The NFU’s answer to this comparison is that the UK and New Zealand are very different and the success of rapid transition away from protectionist welfare farming to open efficient farming cannot be replicated in the UK. This simply isn’t true.

The UK and New Zealand have a similar climate, are of a similar size, and have similarly high standards of animal welfare. Citizens of both countries have high expectations of environmental stewardship and low tolerance for factory farming. The UK dedicates significantly more of its landmass to farming than New Zealand does and its farmers still have access to the wealthy consumers of the EU. If the UK joins the CPTPP, British producers will also gain more access to the dinner plates of the Asia Pacific’s growing middle-class.

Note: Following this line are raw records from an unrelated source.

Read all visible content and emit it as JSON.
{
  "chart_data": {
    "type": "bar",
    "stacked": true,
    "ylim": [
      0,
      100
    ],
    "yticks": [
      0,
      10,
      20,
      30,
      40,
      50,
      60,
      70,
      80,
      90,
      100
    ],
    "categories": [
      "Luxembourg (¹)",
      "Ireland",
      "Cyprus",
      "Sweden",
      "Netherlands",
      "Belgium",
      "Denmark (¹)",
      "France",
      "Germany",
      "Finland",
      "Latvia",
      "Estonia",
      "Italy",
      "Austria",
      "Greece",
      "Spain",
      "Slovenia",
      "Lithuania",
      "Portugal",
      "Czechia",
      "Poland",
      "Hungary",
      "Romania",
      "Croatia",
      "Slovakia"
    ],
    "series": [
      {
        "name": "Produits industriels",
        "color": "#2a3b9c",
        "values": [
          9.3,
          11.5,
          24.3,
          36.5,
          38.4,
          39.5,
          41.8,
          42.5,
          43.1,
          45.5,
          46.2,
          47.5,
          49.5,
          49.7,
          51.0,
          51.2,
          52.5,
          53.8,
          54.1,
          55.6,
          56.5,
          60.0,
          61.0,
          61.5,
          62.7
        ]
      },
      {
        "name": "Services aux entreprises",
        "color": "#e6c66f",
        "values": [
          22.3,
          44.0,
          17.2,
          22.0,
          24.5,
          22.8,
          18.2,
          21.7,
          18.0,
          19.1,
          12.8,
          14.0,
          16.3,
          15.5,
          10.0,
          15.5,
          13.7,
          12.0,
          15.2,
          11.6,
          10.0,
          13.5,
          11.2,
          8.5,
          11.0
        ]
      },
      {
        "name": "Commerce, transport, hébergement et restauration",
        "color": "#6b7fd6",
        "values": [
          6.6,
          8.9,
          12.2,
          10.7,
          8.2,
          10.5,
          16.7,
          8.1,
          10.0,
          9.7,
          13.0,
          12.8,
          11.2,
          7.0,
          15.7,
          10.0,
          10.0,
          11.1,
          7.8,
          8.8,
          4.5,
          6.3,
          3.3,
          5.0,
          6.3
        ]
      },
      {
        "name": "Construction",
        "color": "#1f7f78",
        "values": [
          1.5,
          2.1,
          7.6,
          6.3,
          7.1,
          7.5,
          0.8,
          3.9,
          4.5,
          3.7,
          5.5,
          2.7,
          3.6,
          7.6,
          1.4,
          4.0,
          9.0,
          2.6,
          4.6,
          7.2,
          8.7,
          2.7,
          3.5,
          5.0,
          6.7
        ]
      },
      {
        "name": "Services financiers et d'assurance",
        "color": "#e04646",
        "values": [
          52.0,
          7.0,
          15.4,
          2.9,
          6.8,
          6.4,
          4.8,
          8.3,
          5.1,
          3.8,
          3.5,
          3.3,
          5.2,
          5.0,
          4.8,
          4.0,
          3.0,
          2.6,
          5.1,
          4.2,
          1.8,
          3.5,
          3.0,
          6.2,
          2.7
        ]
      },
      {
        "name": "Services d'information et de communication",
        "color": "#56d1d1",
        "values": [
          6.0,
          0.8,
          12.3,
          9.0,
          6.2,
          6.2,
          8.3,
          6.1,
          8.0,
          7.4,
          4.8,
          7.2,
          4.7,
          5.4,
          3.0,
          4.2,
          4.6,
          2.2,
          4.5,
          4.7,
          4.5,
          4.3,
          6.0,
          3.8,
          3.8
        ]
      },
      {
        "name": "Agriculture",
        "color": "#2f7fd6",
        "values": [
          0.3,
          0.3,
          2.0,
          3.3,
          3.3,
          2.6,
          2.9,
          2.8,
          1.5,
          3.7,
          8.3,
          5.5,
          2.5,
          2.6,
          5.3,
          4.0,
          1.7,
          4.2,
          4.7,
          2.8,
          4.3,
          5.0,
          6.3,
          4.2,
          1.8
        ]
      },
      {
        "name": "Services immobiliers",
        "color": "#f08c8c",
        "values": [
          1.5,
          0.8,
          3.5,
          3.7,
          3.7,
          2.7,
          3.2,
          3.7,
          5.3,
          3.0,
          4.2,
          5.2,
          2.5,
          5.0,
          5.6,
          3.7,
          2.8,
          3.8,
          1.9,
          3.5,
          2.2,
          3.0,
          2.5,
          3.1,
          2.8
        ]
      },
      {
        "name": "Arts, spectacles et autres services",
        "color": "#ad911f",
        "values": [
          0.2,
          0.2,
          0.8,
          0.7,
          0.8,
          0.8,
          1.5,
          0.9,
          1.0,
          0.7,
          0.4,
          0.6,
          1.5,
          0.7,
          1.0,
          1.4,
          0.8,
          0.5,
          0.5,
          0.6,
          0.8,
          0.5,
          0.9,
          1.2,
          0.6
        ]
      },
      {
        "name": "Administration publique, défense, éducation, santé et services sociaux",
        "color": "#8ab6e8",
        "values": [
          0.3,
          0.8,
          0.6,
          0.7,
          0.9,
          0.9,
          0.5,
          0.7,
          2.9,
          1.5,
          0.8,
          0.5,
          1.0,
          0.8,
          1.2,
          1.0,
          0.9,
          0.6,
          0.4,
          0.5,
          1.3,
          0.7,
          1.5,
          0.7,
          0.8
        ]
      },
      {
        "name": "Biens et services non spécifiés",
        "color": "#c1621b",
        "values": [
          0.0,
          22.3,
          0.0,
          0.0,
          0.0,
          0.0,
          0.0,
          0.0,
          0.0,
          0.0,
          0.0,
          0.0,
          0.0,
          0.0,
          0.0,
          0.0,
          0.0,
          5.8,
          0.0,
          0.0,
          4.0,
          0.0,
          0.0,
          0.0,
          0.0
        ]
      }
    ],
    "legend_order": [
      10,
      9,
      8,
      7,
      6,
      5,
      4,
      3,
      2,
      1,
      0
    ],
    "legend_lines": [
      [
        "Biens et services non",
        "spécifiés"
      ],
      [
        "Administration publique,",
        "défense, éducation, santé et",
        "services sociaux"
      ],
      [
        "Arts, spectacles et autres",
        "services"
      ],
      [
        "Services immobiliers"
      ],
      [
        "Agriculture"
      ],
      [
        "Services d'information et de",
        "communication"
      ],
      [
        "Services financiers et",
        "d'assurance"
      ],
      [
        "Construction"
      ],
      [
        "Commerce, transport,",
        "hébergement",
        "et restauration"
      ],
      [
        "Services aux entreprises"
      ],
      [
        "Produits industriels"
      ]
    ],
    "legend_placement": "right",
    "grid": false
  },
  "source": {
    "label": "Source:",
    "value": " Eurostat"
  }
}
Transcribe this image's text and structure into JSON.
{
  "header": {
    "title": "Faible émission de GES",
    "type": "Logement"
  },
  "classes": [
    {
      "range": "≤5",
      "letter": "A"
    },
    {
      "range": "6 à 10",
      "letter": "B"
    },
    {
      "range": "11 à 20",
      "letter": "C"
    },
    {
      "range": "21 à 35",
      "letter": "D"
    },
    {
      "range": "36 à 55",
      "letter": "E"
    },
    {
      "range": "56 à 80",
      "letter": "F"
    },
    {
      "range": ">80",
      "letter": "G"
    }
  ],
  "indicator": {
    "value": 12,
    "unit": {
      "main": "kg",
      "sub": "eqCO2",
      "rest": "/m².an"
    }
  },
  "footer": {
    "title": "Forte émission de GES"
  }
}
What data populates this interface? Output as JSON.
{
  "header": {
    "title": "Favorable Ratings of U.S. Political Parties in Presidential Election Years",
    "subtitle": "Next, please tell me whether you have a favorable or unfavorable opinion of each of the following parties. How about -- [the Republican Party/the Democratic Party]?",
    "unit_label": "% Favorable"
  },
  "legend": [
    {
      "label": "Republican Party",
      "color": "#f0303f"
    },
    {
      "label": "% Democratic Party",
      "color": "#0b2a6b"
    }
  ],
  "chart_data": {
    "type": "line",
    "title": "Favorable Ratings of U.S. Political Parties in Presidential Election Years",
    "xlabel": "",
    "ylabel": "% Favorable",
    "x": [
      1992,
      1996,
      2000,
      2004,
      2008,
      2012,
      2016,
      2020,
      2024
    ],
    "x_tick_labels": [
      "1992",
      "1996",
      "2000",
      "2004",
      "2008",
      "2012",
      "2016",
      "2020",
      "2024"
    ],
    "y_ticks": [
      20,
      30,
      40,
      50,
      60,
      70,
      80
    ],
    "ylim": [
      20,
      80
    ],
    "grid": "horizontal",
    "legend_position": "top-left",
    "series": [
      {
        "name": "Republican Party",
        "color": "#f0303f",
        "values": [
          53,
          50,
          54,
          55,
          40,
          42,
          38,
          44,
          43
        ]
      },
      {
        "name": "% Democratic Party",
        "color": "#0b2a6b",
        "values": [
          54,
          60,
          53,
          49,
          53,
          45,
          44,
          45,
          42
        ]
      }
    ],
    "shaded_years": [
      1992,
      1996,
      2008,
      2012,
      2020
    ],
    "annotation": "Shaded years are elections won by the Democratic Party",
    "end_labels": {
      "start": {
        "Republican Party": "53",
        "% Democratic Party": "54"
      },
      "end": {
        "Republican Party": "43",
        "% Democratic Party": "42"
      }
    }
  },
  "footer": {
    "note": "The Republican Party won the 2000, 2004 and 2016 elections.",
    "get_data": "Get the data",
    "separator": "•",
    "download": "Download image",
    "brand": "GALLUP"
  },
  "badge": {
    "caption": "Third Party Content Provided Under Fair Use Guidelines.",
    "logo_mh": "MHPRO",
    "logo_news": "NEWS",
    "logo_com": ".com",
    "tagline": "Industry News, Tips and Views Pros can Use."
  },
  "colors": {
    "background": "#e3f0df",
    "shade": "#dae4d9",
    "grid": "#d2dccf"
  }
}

When all of these strengths and similarities are considered the protectionist’s claim that British farmers cannot possibly compete with foreign producers and will be forced to adopt the most unappealing aspects of intensive American factory farming simply do not stand up to the scrutiny. The UK can embrace market forces and consumer preferences while it pursues an environmentally, socially, and economically superior model of agricultural reform pioneered by New Zealand.

Far from being a harbinger of environmental and agricultural Armageddon, the UK’s new independent trade policy presents a once in a generation opportunity for domestic reform. This is not a threat to farmers; it is their opportunity to make the most of their considerable talents and play a role in the establishment of a sustainable, efficient agriculture sector that is fit for the Twenty First Century. I, for one, will be cheering them on.